Football players and fans, if they had doubts before, have taken yet another hit to their favorite sport, with a retrospective study of hundreds of pro players’ brains finding a damaging disorder in a startling percentage of the donated organs.
Experts reported in the Journal of the American Medical Association that 110 of 111 brains of onetime players in the National Football League, examined by neuropathologists and other experts, showed evidence of chronic traumatic encephalopathy, or CTE. It’s a degenerative disease that experts think is caused by repeated head blows. It has been linked with multiple symptoms, including memory loss, confusion, depression and dementia. The problems can crop up long after the head trauma stops.
Caution needs to be exercised with this research because the athlete-brain donors and their families were extremely self-selecting. They participated in the post-mortem study, some with guarantees of confidentiality about identities, because they had experienced or started to show likely CTE-related debilitation before their deaths.
Still, the NFL athletes made up only half the study group, and other onetime football players—those who had played in college, semi-pro or other pro leagues—also showed unusually high evidence of CTE, especially when compared with individuals who did not experience the sport’s routine head blows.
The NFL players were as young as 23 and as old as 89. They had played in a cross-section of NFL positions, including linemen, defensive backs, quarterbacks, even a punter and a place-kicker.
The New York Times offers a rich visual break down of the terrible toll that repeated head hits take on players across the field, offering a negative online scorecard of CTE woes, including those suffered by Hall of Fame quarterback Ken Stabler.
The published study, based not only on tissue exams but also with blind interviews of survivors, confirmed for many families their suspicions about CTE-related cognitive and personality declines, including loss of daily mental functions, depression, memory loss, irritability, and unexplained anger.
Researchers said the toll appeared greatest on athletes who started early, played long, and took repeated and sustained hits to the head. Many of these damaging blows may have gone undetected, occurring when their heads hit or bounced off the ground after tackles, or in game techniques like head slaps or what pros, especially, might regard as routine contact. As might be expected, athletes who played in positions like the line with frequent head contact had greater likelihood of more CTE-related damage. But quarterbacks and those in what might seem to be safer positions were not immune to harms.
It’s unclear whether occasional concussions—what now are deemed clear injuries and which sport organizers have sought to protect players more against—or lesser but constant head blows cause more damage, especially over time, the researchers said.
The NFL remained curiously quiet about this latest research. Though some of its top executives have acknowledged the sport’s huge problems with head hits and woes like CTE, some NFL owners and other league executives have gone out of their way to deny the game’s potential harms and to downplay or even attack researchers and studies raising concerns.
This poor behavior has continued, with word leaking out about the unwinding of $30 million in announced NFL support for research with the National Institutes of Health on head harms in football. The NIH, which stood up to football executives and got them to back down when they sought to oust one of the agency’s chosen, outspoken, and expert concussion researchers, reportedly will walk away from $14 million in remaining study funding, allowing an agreement with the NFL to simply expire rather than to keep wrangling with the league. The agency says the NFL can still make a direct, no-strings donation to the NIH and its research if it is committed to evidence-based study of its health woes.

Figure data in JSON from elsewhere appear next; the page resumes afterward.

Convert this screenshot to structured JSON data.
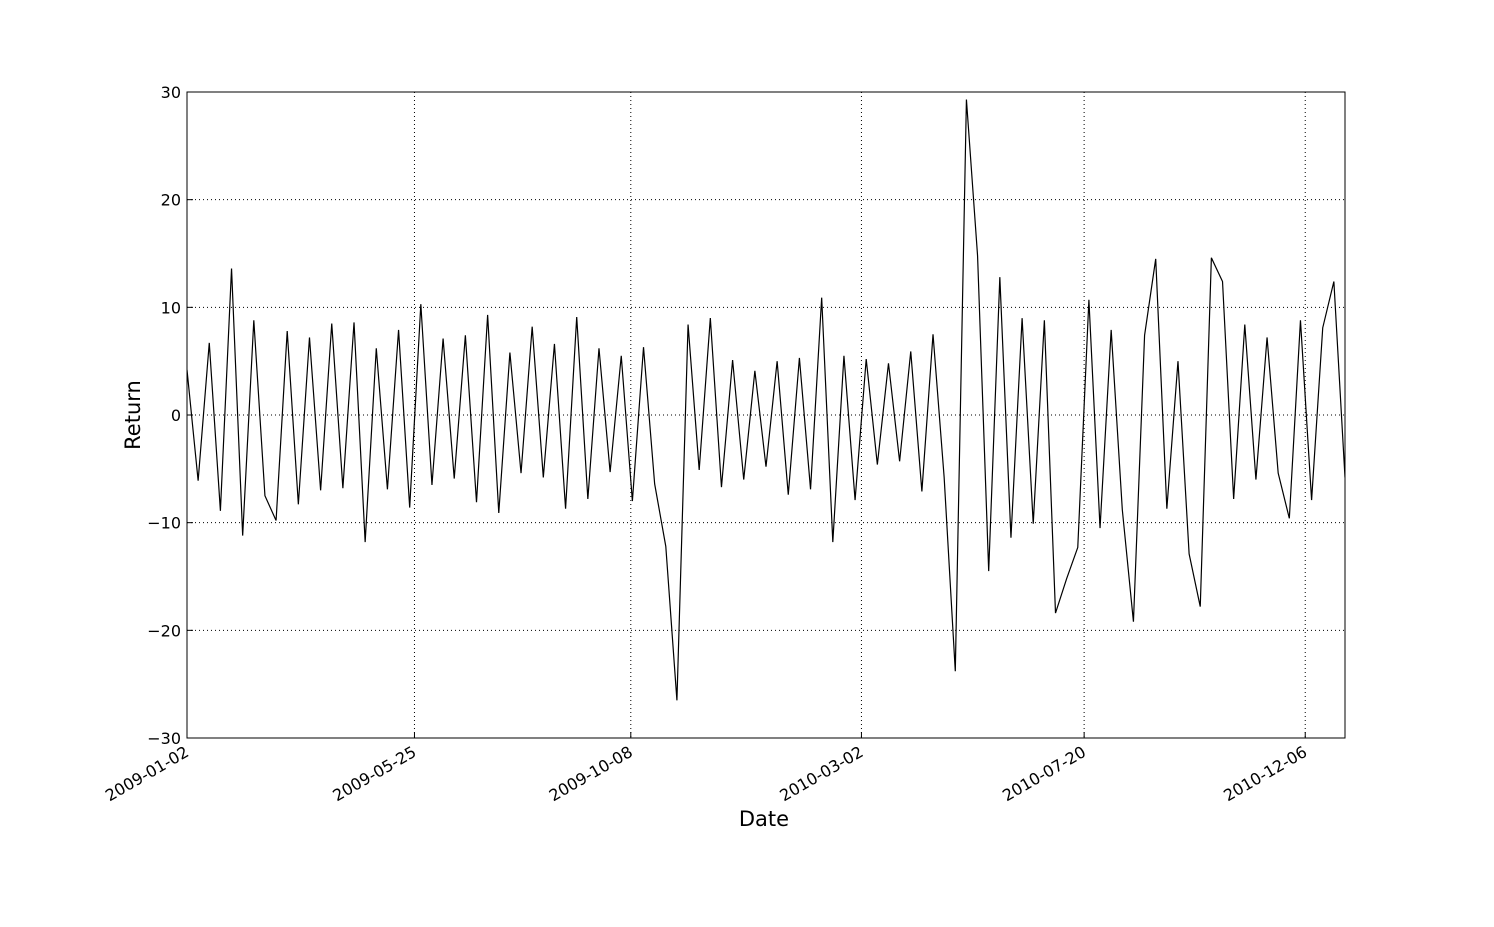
{
  "chart_data": {
    "type": "line",
    "x_label": "Date",
    "y_label": "Return",
    "color": "#000000",
    "grid": true,
    "xlim": [
      "2009-01-02",
      "2010-12-31"
    ],
    "xticks": [
      "2009-01-02",
      "2009-05-25",
      "2009-10-08",
      "2010-03-02",
      "2010-07-20",
      "2010-12-06"
    ],
    "ylim": [
      -30,
      30
    ],
    "yticks": [
      {
        "value": -30,
        "label": "−30"
      },
      {
        "value": -20,
        "label": "−20"
      },
      {
        "value": -10,
        "label": "−10"
      },
      0,
      10,
      20,
      30
    ],
    "x": [
      "2009-01-02",
      "2009-01-09",
      "2009-01-16",
      "2009-01-23",
      "2009-01-30",
      "2009-02-06",
      "2009-02-13",
      "2009-02-20",
      "2009-02-27",
      "2009-03-06",
      "2009-03-13",
      "2009-03-20",
      "2009-03-27",
      "2009-04-03",
      "2009-04-10",
      "2009-04-17",
      "2009-04-24",
      "2009-05-01",
      "2009-05-08",
      "2009-05-15",
      "2009-05-22",
      "2009-05-29",
      "2009-06-05",
      "2009-06-12",
      "2009-06-19",
      "2009-06-26",
      "2009-07-03",
      "2009-07-10",
      "2009-07-17",
      "2009-07-24",
      "2009-07-31",
      "2009-08-07",
      "2009-08-14",
      "2009-08-21",
      "2009-08-28",
      "2009-09-04",
      "2009-09-11",
      "2009-09-18",
      "2009-09-25",
      "2009-10-02",
      "2009-10-09",
      "2009-10-16",
      "2009-10-23",
      "2009-10-30",
      "2009-11-06",
      "2009-11-13",
      "2009-11-20",
      "2009-11-27",
      "2009-12-04",
      "2009-12-11",
      "2009-12-18",
      "2009-12-25",
      "2010-01-01",
      "2010-01-08",
      "2010-01-15",
      "2010-01-22",
      "2010-01-29",
      "2010-02-05",
      "2010-02-12",
      "2010-02-19",
      "2010-02-26",
      "2010-03-05",
      "2010-03-12",
      "2010-03-19",
      "2010-03-26",
      "2010-04-02",
      "2010-04-09",
      "2010-04-16",
      "2010-04-23",
      "2010-04-30",
      "2010-05-07",
      "2010-05-14",
      "2010-05-21",
      "2010-05-28",
      "2010-06-04",
      "2010-06-11",
      "2010-06-18",
      "2010-06-25",
      "2010-07-02",
      "2010-07-09",
      "2010-07-16",
      "2010-07-23",
      "2010-07-30",
      "2010-08-06",
      "2010-08-13",
      "2010-08-20",
      "2010-08-27",
      "2010-09-03",
      "2010-09-10",
      "2010-09-17",
      "2010-09-24",
      "2010-10-01",
      "2010-10-08",
      "2010-10-15",
      "2010-10-22",
      "2010-10-29",
      "2010-11-05",
      "2010-11-12",
      "2010-11-19",
      "2010-11-26",
      "2010-12-03",
      "2010-12-10",
      "2010-12-17",
      "2010-12-24",
      "2010-12-31"
    ],
    "values": [
      4.2,
      -6.1,
      6.7,
      -8.9,
      13.6,
      -11.2,
      8.8,
      -7.5,
      -9.8,
      7.8,
      -8.3,
      7.2,
      -7.0,
      8.5,
      -6.8,
      8.6,
      -11.8,
      6.2,
      -6.9,
      7.9,
      -8.6,
      10.3,
      -6.5,
      7.1,
      -5.9,
      7.4,
      -8.1,
      9.3,
      -9.1,
      5.8,
      -5.4,
      8.2,
      -5.8,
      6.6,
      -8.7,
      9.1,
      -7.8,
      6.2,
      -5.3,
      5.5,
      -8.0,
      6.3,
      -6.4,
      -12.2,
      -26.5,
      8.4,
      -5.1,
      9.0,
      -6.7,
      5.1,
      -6.0,
      4.1,
      -4.8,
      5.0,
      -7.4,
      5.3,
      -6.9,
      10.9,
      -11.8,
      5.5,
      -7.9,
      5.2,
      -4.6,
      4.8,
      -4.3,
      5.9,
      -7.1,
      7.5,
      -5.8,
      -23.8,
      29.3,
      14.8,
      -14.5,
      12.8,
      -11.4,
      9.0,
      -10.1,
      8.8,
      -18.4,
      -15.2,
      -12.3,
      10.7,
      -10.5,
      7.9,
      -8.8,
      -19.2,
      7.4,
      14.5,
      -8.7,
      5.0,
      -12.9,
      -17.8,
      14.6,
      12.4,
      -7.8,
      8.4,
      -6.0,
      7.2,
      -5.4,
      -9.6,
      8.8,
      -7.9,
      8.1,
      12.4,
      -5.8
    ]
  }
}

The league’s resistance to addressing head trauma more is sad because the sport commands such popularity and influence. Kids worship NFL players and flock to participate in the game—though this is changing as its risks become more widely known, and grown-ups seek to protect young boys and girls from head trauma during what are supposed to be relaxing, fun diversions.
Youth leagues increasingly push lower contact versions of the game, like flag football. Players are discouraged from hitting drills and starting hard contact football until they are older. Pro football not only has settled with its former players over possible head harms, the league has put in supposedly rigorous protective protocols and pledged major sums for research on CTE and better head gear.
Indeed, the NFL may not be able to escape the growing, tragic roster of its players suffering from CTE, which also may affect athletes in soccer, hockey, kick boxing, wrestling, and other sports. Head trauma absolutely poses health risks for not just boys and men but also for girls and women in sports. Indeed, it’s good to know that more attention also is getting paid to this important but too often neglected research in this area.
Of course John Urschel, a Baltimore Ravens lineman and MIT doctoral candidate, may have made the tough but correct calculation that many in football soon will be arriving at: Two days after the latest CTE research was announced, he surprised many with his retirement from the pro game so he can pursue his advanced studies in mathematics. He’s 26, has been a standout athlete, and outspoken about head trauma in football. He played for three years—and qualifies for an NFL pension.